The greater part of the Torah reading of Haazinu consists of a 70-line “song” delivered by Moses to the people of Israel on the last day of his earthly life. The song calls heaven and earth as witnesses that Israel has been warned so that when punishment comes it should not be a surprise. The Parsha concludes with God’s instruction to Moses to ascend the summit of Mount Nebo, from which he will behold the Promised Land before dying on the mountain. “For you shall see the land opposite you; but you shall not go there, into the land which I give to the children of Israel.”
Let’s read the first few verses of the parsha:
Deu 32:1 “Give ear, O heavens, and I will speak, and let the earth hear the words of my mouth.
Deu 32:2 May my teaching drop as the rain, my speech distill as the dew, like gentle rain upon the tender grass, and like showers upon the herb.
Deu 32:3 For I will proclaim the name of the LORD; ascribe greatness to our God!
Deu 32:4 “The Rock, his work is perfect, for all his ways are justice. A God of faithfulness and without iniquity, just and upright is he.
The following is based on an article by Rabbi Jonathan Sacks
In the glorious song with which Moses addresses the congregation, he invites the people to think of the Torah—their covenant with God—as if it were like the rain that waters the ground so that it brings forth its produce.
God’s word is like rain in a dry land. It brings life. It makes things grow. There is much we can do of our own accord: we can plow the earth and plant the seeds. But in the end, our success depends on something beyond our control. If no rain falls, there will be no harvest, whatever preparations we make. So it is with Israel and so it is with us. We must never be tempted into the arrogance of saying: “My power and the strength of my hands have produced this wealth for me.”
The sages, however, sensed something more in the analogy.
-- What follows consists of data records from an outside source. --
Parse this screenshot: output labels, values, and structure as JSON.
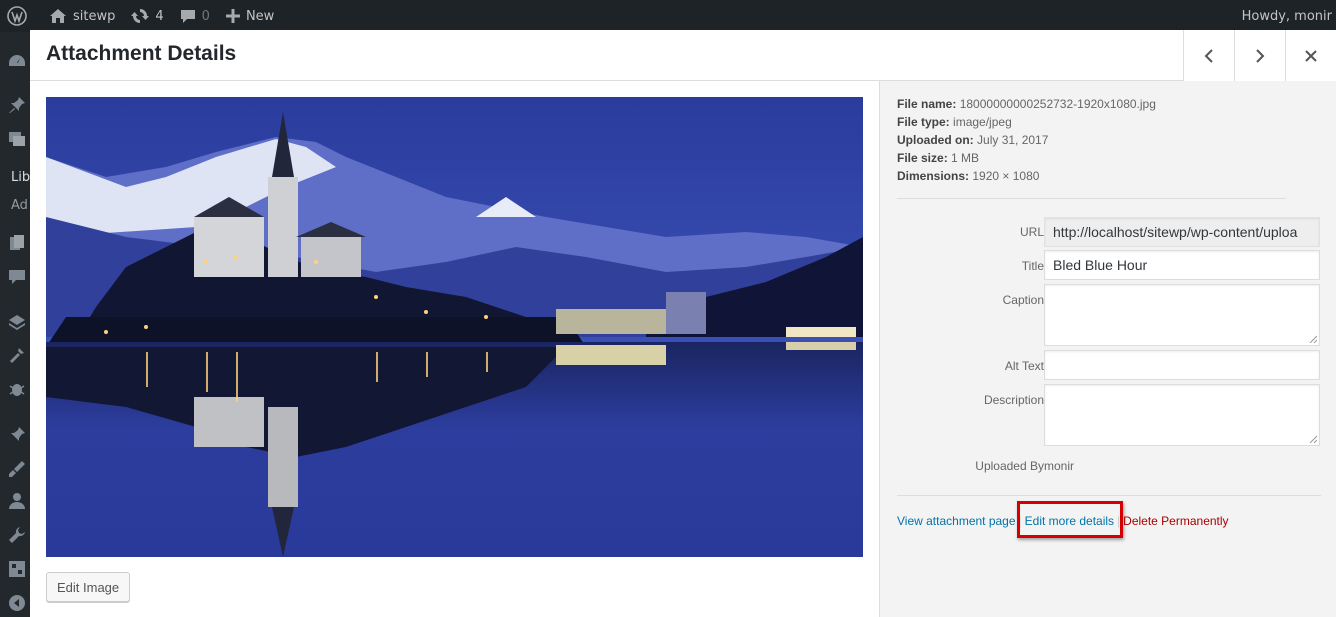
{
  "adminbar": {
    "site_name": "sitewp",
    "updates_count": "4",
    "comments_count": "0",
    "new_label": "New",
    "howdy": "Howdy, monir"
  },
  "sidemenu": {
    "library_label": "Lib",
    "addnew_label": "Ad"
  },
  "modal": {
    "title": "Attachment Details",
    "edit_image_label": "Edit Image"
  },
  "file_info": {
    "name_label": "File name:",
    "name": "18000000000252732-1920x1080.jpg",
    "type_label": "File type:",
    "type": "image/jpeg",
    "uploaded_label": "Uploaded on:",
    "uploaded": "July 31, 2017",
    "size_label": "File size:",
    "size": "1 MB",
    "dimensions_label": "Dimensions:",
    "dimensions": "1920 × 1080"
  },
  "fields": {
    "url_label": "URL",
    "url_value": "http://localhost/sitewp/wp-content/uploa",
    "title_label": "Title",
    "title_value": "Bled Blue Hour",
    "caption_label": "Caption",
    "caption_value": "",
    "alt_label": "Alt Text",
    "alt_value": "",
    "description_label": "Description",
    "description_value": "",
    "uploaded_by_label": "Uploaded By",
    "uploaded_by_value": "monir"
  },
  "actions": {
    "view_label": "View attachment page",
    "edit_label": "Edit more details",
    "delete_label": "Delete Permanently"
  },
  "colors": {
    "link": "#0073aa",
    "danger": "#aa0000",
    "highlight": "#d60000"
  }
}
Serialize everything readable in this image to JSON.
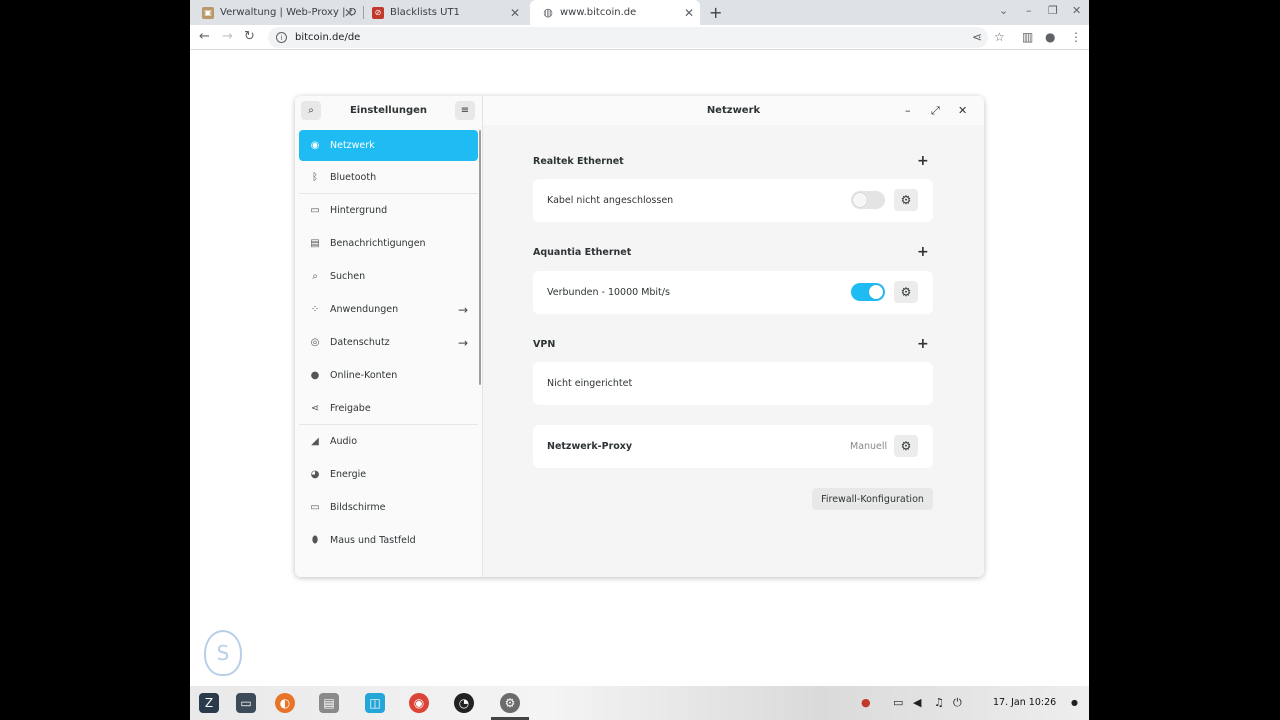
{
  "browser": {
    "tabs": [
      {
        "title": "Verwaltung | Web-Proxy | D",
        "favicon": "proxy-favicon"
      },
      {
        "title": "Blacklists UT1",
        "favicon": "blacklist-favicon"
      },
      {
        "title": "www.bitcoin.de",
        "favicon": "globe-favicon"
      }
    ],
    "url": "bitcoin.de/de"
  },
  "settings": {
    "sidebar_title": "Einstellungen",
    "main_title": "Netzwerk",
    "sidebar_items": [
      {
        "label": "Netzwerk",
        "icon": "network-icon",
        "active": true
      },
      {
        "label": "Bluetooth",
        "icon": "bluetooth-icon"
      },
      {
        "label": "Hintergrund",
        "icon": "background-icon"
      },
      {
        "label": "Benachrichtigungen",
        "icon": "notifications-icon"
      },
      {
        "label": "Suchen",
        "icon": "search-icon"
      },
      {
        "label": "Anwendungen",
        "icon": "apps-icon",
        "arrow": true
      },
      {
        "label": "Datenschutz",
        "icon": "privacy-icon",
        "arrow": true
      },
      {
        "label": "Online-Konten",
        "icon": "online-accounts-icon"
      },
      {
        "label": "Freigabe",
        "icon": "share-icon"
      },
      {
        "label": "Audio",
        "icon": "audio-icon"
      },
      {
        "label": "Energie",
        "icon": "power-icon"
      },
      {
        "label": "Bildschirme",
        "icon": "display-icon"
      },
      {
        "label": "Maus und Tastfeld",
        "icon": "mouse-icon"
      }
    ],
    "sections": {
      "realtek": {
        "title": "Realtek Ethernet",
        "status": "Kabel nicht angeschlossen",
        "enabled": false
      },
      "aquantia": {
        "title": "Aquantia Ethernet",
        "status": "Verbunden - 10000 Mbit/s",
        "enabled": true
      },
      "vpn": {
        "title": "VPN",
        "status": "Nicht eingerichtet"
      },
      "proxy": {
        "label": "Netzwerk-Proxy",
        "value": "Manuell"
      }
    },
    "firewall_button": "Firewall-Konfiguration"
  },
  "taskbar": {
    "clock": "17. Jan  10:26"
  },
  "colors": {
    "accent": "#1fbcf3"
  }
}
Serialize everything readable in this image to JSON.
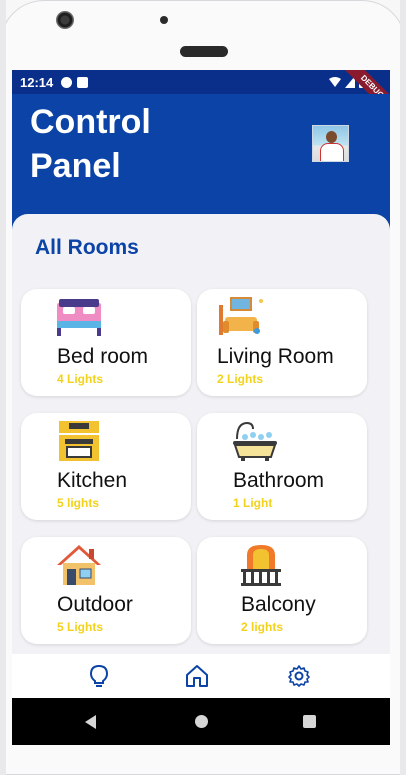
{
  "status_bar": {
    "time": "12:14",
    "debug_label": "DEBUG"
  },
  "header": {
    "title": "Control Panel",
    "background_color": "#0b43a6"
  },
  "section": {
    "title": "All Rooms"
  },
  "rooms": [
    {
      "name": "Bed room",
      "lights": "4 Lights",
      "icon": "bed-icon"
    },
    {
      "name": "Living Room",
      "lights": "2 Lights",
      "icon": "sofa-icon"
    },
    {
      "name": "Kitchen",
      "lights": "5 lights",
      "icon": "kitchen-icon"
    },
    {
      "name": "Bathroom",
      "lights": "1 Light",
      "icon": "bathtub-icon"
    },
    {
      "name": "Outdoor",
      "lights": "5 Lights",
      "icon": "house-icon"
    },
    {
      "name": "Balcony",
      "lights": "2 lights",
      "icon": "balcony-icon"
    }
  ],
  "bottom_nav": {
    "items": [
      "lightbulb-icon",
      "home-icon",
      "gear-icon"
    ],
    "active_color": "#0b43a6"
  },
  "colors": {
    "accent": "#0b43a6",
    "light_count": "#f2d21a",
    "card": "#ffffff"
  }
}
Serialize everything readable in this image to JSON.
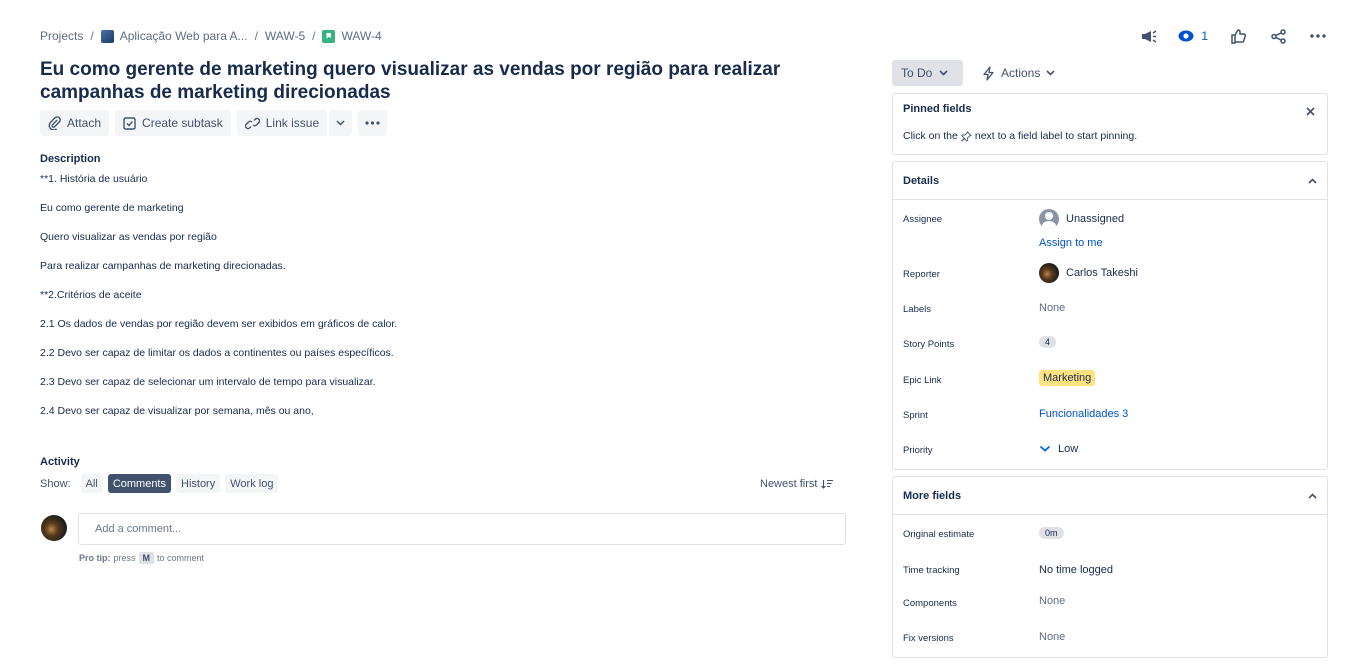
{
  "breadcrumb": {
    "projects": "Projects",
    "project": "Aplicação Web para A...",
    "epic": "WAW-5",
    "issue": "WAW-4"
  },
  "header": {
    "watch_count": "1"
  },
  "issue": {
    "title": "Eu como gerente de marketing quero visualizar as vendas por região para realizar campanhas de marketing direcionadas"
  },
  "toolbar": {
    "attach": "Attach",
    "create_subtask": "Create subtask",
    "link_issue": "Link issue"
  },
  "description": {
    "label": "Description",
    "lines": [
      "**1. História de usuário",
      "Eu como gerente de marketing",
      "Quero visualizar as vendas por região",
      "Para realizar campanhas de marketing direcionadas.",
      "**2.Critérios de aceite",
      "2.1 Os dados de vendas por região devem ser exibidos em gráficos de calor.",
      "2.2 Devo ser capaz de limitar os dados a continentes ou países específicos.",
      "2.3 Devo ser capaz de selecionar um intervalo de tempo para visualizar.",
      "2.4 Devo ser capaz de visualizar por semana, mês ou ano,"
    ]
  },
  "activity": {
    "label": "Activity",
    "show_label": "Show:",
    "filters": [
      "All",
      "Comments",
      "History",
      "Work log"
    ],
    "active_filter": "Comments",
    "sort": "Newest first",
    "comment_placeholder": "Add a comment...",
    "protip_label": "Pro tip:",
    "protip_press": "press",
    "protip_key": "M",
    "protip_suffix": "to comment"
  },
  "status": {
    "label": "To Do",
    "actions": "Actions"
  },
  "pinned": {
    "title": "Pinned fields",
    "text_before": "Click on the",
    "text_after": "next to a field label to start pinning."
  },
  "details": {
    "title": "Details",
    "assignee_label": "Assignee",
    "assignee_value": "Unassigned",
    "assign_to_me": "Assign to me",
    "reporter_label": "Reporter",
    "reporter_value": "Carlos Takeshi",
    "labels_label": "Labels",
    "labels_value": "None",
    "story_points_label": "Story Points",
    "story_points_value": "4",
    "epic_link_label": "Epic Link",
    "epic_link_value": "Marketing",
    "sprint_label": "Sprint",
    "sprint_value": "Funcionalidades 3",
    "priority_label": "Priority",
    "priority_value": "Low"
  },
  "more_fields": {
    "title": "More fields",
    "original_estimate_label": "Original estimate",
    "original_estimate_value": "0m",
    "time_tracking_label": "Time tracking",
    "time_tracking_value": "No time logged",
    "components_label": "Components",
    "components_value": "None",
    "fix_versions_label": "Fix versions",
    "fix_versions_value": "None"
  },
  "colors": {
    "link": "#0052cc",
    "active_filter_bg": "#42526e",
    "epic_bg": "#ffe380",
    "story_icon": "#36b37e"
  }
}
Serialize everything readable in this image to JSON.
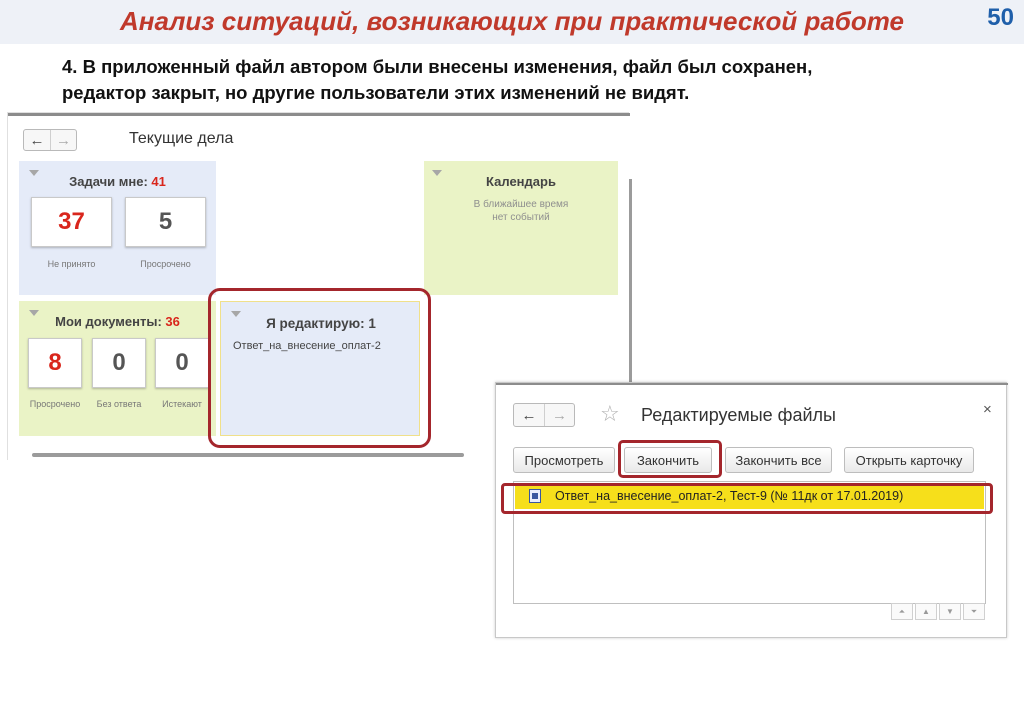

This is how Sifrei puts it:
Let my teaching fall like rain: Just as the rain is one thing, yet it falls on trees, enabling each to produce tasty fruit according to the kind of tree it is—the vine in its way, the olive tree in its way and the date palm in its way—so the Torah is one, yet its words yield Scripture, Mishnah, laws and lore. Just as showers fall upon plants and make them grow, some green, some red, some black, some white, so the words of Torah produce teachers, worthy individuals, sages, the righteous and the pious.
There is only one Torah, yet it has multiple effects. It gives rise to different kinds of teaching, different sorts of virtue. Torah is sometimes seen by its critics as overly prescriptive, as if it sought to make everyone the same. The midrash argues otherwise. The Torah is compared to rain precisely to emphasize that its most important effect is to make each of us grow into what we can become. We are not all the same, nor does Torah seek uniformity. As a famous mishnah puts it:
When a human being makes many coins from the same mint, they are all the same. God makes everyone in the same image—His image—yet none is the same as another.
The rabbis taught: If one sees a crowd of Israelites, one says: ‘Blessed be He who discerns secrets’—because the mind of each is different from that of another, just as the face of each is different from that of another.
We would have expected a blessing over a crowd to emphasize its size, its mass: human beings in their collectivity. A crowd is a group large enough for the individuality of the faces to be lost. Yet the blessing stresses the opposite—that each member of a crowd is still an individual with distinctive thoughts, hopes, fears and aspirations.
In short, this emphasizes the other side of the maxim E pluribus unum (“Out of the many, one”). It says: “Out of the One (Torah), many.”
The miracle of creation is that unity in heaven produces diversity on earth. Torah is the rain that feeds this diversity, allowing each of us to become what only we can be.